William wrote:

So far as I've seen, copyrights are applied to each individual file,
not 'packages'.  I don't know why.


NOTE: What follows is pure copyright law without any reference to the zlib licence. It is necessary to explain the normal situation first.

Copyright
=========

Copyright is a type of property right which is founded on a person's creative skill and labour. It is designed to prevent the unauthorised use by others of a work, that is, the original form in which an idea or information has been expressed by the creator. Copyright is made up of a bundle of exclusive economic rights to do certain acts with an original work or other copyright subject-matter.

In addition to the above so-called economic rights, there are also moral rights. Moral rights include the right to attribution (the right of an author of a work to be acknowledged as such) and the right of integrity (the right to object to the derogatory treatment of the work). Moral rights cannot be sold, traded or devised by will. An author can consent to a _specified_ act or omission which would otherwise infringe a moral right. Employed authors can consent to _all_ or _any_ acts or omissions in relation to works they created in the course of their employment.


Compilation copyright
=====================

The maker of a package or collection holds what is called the "compilation copyright" but that does not affect the copyright in the individual files. The maker of the package or collection does not hold any copyright in the individual files merely because of the creation of the package or collection of files.

Compilation copyrights are often weak and overturned in the Courts because generally very little skill is involved in the creation of them. For a strong compilation copyright claim you need significant creativity or intellectual effort. Mere labour or "sweat of the brow" is not sufficient.

The classic case in Australia was the copyright claimed by the once Government monopoly Telco in the "white pages" and "yellow pages" telephone directories.
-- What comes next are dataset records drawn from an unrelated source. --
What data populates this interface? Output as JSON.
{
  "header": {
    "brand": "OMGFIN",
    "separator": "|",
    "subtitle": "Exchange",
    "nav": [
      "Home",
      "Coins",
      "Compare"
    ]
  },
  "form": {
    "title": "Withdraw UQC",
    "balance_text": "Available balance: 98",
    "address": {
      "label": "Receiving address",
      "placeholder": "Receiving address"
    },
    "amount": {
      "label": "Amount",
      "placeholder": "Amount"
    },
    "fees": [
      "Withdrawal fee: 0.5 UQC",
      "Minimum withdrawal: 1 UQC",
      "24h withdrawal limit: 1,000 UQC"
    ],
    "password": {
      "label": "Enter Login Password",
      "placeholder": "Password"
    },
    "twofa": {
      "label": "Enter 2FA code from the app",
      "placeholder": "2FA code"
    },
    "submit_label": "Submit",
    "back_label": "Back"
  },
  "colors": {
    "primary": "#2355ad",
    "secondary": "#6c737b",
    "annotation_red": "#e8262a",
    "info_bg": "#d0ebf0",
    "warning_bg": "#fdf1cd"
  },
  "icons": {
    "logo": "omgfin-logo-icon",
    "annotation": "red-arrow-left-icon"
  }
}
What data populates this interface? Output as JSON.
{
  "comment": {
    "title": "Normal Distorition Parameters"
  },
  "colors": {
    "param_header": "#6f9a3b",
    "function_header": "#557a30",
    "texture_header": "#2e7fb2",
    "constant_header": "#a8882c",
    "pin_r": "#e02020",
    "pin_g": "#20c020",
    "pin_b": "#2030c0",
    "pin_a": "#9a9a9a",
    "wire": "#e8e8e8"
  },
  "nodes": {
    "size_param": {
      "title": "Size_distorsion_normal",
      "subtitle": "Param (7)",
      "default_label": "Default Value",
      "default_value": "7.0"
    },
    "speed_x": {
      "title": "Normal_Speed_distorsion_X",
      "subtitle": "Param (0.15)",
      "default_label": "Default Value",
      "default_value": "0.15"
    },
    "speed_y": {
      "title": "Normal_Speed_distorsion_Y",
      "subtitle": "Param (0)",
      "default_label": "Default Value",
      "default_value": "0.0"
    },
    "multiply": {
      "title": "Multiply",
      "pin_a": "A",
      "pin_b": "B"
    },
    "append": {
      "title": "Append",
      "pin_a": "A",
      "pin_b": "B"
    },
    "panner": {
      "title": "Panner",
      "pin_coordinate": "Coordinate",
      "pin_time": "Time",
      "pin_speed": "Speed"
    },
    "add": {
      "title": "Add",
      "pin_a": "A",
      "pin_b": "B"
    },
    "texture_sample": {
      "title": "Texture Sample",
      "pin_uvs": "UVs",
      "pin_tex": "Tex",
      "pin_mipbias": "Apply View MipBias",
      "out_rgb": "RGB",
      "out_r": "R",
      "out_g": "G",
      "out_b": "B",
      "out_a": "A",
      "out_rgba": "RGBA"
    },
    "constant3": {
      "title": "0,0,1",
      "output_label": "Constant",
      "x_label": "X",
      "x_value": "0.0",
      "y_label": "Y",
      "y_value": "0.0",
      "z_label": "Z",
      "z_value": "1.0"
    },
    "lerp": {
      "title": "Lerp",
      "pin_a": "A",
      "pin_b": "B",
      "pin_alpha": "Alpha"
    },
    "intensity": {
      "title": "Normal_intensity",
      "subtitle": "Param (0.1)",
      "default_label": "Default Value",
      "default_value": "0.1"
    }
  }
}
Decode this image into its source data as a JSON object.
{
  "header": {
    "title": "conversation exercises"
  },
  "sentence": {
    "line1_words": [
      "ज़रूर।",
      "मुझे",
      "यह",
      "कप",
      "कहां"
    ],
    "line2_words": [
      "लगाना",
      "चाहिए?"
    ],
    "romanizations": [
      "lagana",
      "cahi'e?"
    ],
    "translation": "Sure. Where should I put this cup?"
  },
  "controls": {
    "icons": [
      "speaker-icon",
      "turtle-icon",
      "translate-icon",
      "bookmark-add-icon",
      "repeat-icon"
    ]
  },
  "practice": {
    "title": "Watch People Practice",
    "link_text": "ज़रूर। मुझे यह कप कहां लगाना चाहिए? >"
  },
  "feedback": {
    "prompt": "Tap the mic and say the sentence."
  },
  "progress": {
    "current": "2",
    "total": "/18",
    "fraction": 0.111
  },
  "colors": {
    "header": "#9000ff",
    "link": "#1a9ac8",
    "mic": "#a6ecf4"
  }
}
After several Court cases over a decade it was ultimately declared that while a lot of labour had been involved in the compilation of the directories, there was no or insufficient creativity or intellectual effort involved. So, no copyright.

Derivative works
================

If a refactoring of a copyrighted original source file incorporates a substantial part of the original, it qualifies as a reproduction which requires permission of the original copyright owner as does any further copying of that reproduction file.

If in the process of the refactoring of a copyrighted source code file, the person doing the refactoring adds substantial new code, then the the refactoring author generally owns the copyright in that new code.

A derivative work may include a substantial part of the original code as well as substantial new code. This gives rise to two possible situations:

1) where the additional code cannot be meaningfully separated from the original code, joint ownership arises. The original author retains complete ownership of the copyright in the original code version. The refactoring author cannot separately exploit his copyright, but he has the right to withhold permission for the use of the derivative work.

2) where the additional code may be meaningfully separated from the original code and so constitutes a separate work, the refactoring author owns the copyright in that work. Each party therefore owns a separate copyright in their separate portions of the derivative work.

Licences
========

The rules above can be varied by agreement (licence). Where a licence is involved, the author uses the licence to grant others certain rights that may or may not be subject to conditions or restrictions imposed by the author (as in the zlib licence).

Common licensing mistakes
=========================

1) failure to correctly identify the legal owner of the copyright in the original work;

2) assuming that the generation of an extra copyright in a derivative work extinguishes prior rights - it doesn't;

3) a tendency to favour joint ownership without realising that each joint owner requires the permission of the other to use and/or commercialise the work.

Finally
=======

It is against this background, that the zlib licence operates.